Sin embargo, entre estas mujeres existe un caso peculiar, el de Hannah Wilke, quien hacía una denuncia contra el hecho de ser un objeto, en concreto un objeto sexual, de la exigencia que sufrían las mujeres en las que todas tenían que cumplir el mismo estándar de belleza. Por esto realizó la serie de fotografías sin título en las que aparece cubierta con goma de mascar moldeada de acuerdo a los diferentes tipos de vagina que estaban registrados. El problema de Wilke recaía no en su discurso, ni en su propuesta artística, sino en que no era tomada en serio, pues una mujer hermosa, con un cuerpo similar al de las modelos en Vogue no puede denunciar nada dado que no se encuentra en la situación de desigualdad que el común denominador femenino. Wilke en su belleza absoluta pasaba desapercibida para el público, aunque no para muchos artistas; la prueba está en el performance que realizó en torno al "Gran Vidrio" de Duchamp invitada por el propio Duchamp.

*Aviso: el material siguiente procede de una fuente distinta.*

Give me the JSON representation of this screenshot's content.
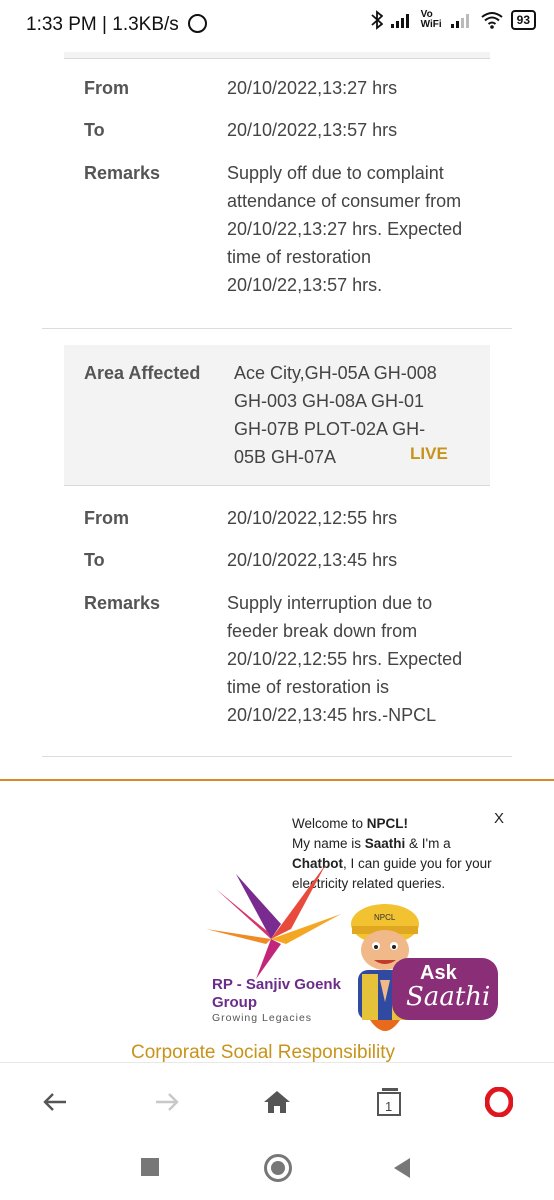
{
  "status_bar": {
    "time_speed": "1:33 PM | 1.3KB/s",
    "vowifi": "Vo WiFi",
    "battery": "93"
  },
  "outage1": {
    "from_label": "From",
    "from_value": "20/10/2022,13:27 hrs",
    "to_label": "To",
    "to_value": "20/10/2022,13:57 hrs",
    "remarks_label": "Remarks",
    "remarks_value": "Supply off due to complaint attendance of consumer from 20/10/22,13:27 hrs. Expected time of restoration 20/10/22,13:57 hrs."
  },
  "outage2": {
    "area_label": "Area Affected",
    "area_value": "Ace City,GH-05A GH-008 GH-003 GH-08A GH-01 GH-07B PLOT-02A GH-05B GH-07A",
    "live_badge": "LIVE",
    "from_label": "From",
    "from_value": "20/10/2022,12:55 hrs",
    "to_label": "To",
    "to_value": "20/10/2022,13:45 hrs",
    "remarks_label": "Remarks",
    "remarks_value": "Supply interruption due to feeder break down from 20/10/22,12:55 hrs. Expected time of restoration is 20/10/22,13:45 hrs.-NPCL"
  },
  "chatbot": {
    "welcome_prefix": "Welcome to ",
    "brand": "NPCL!",
    "line2_prefix": "My name is ",
    "bot_name": "Saathi",
    "line2_suffix": " & I'm a",
    "bot_type": "Chatbot",
    "line3_suffix": ", I can guide you for your electricity related queries.",
    "close_label": "X",
    "ask_label": "Ask",
    "saathi_label": "Saathi",
    "mascot_cap_text": "NPCL"
  },
  "group_logo": {
    "name_line1": "RP - Sanjiv Goenk",
    "name_line2": "Group",
    "tagline": "Growing Legacies"
  },
  "csr_link": "Corporate Social Responsibility",
  "browser_nav": {
    "tabs_count": "1"
  },
  "colors": {
    "accent_gold": "#c8931a",
    "divider_orange": "#d98a2b",
    "saathi_purple": "#8a2f77",
    "opera_red": "#e0161e"
  }
}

En su propuesta, después de superar la imagen de modelo, uno identifica la denuncia a la cosmética igualitaria, al problema del feminismo que no se enfoca únicamente en la cuestión del sexo, sino en una interseccionalidad, Hannah Wilke, constantemente denuncia la discriminación que sufrió por ser judía y además mujer.
Douglas Crimp anuncia atinadamente que el arte del performance requería del espectador, sin embargo existen muchos registros fotográficos sobre performance cuya significación está en la imagen misma y este fue el caso de Wilke. A Wilke le detectaron cáncer de mama, a Wilke la trataron contra el cáncer de mama, a Wilke la enfermedad la transformó física y espiritualmente y, sólo así, pudo ser tomada en serio. En una de sus últimas obras "Intra-Venus" vemos una Wilke acabada por el cáncer, con cicatrices, ha perdido el cuerpo escultural y la cara modélica y entonces podemos observarla seriamente, por que ya no es sólo una mujer bonita exhibiéndose, pero, además, en las imágenes del performance Wilke realiza una pasarela de conocimientos sobre arte, posando como todas las modelos han posado a lo largo de la historia, aparece como Venus, como la virgen, como las modelos del Barroco y el Romanticismo. Es una clase de historia del arte, inmersa en un performance que aumenta su significación debido a las fotografías obtenidas.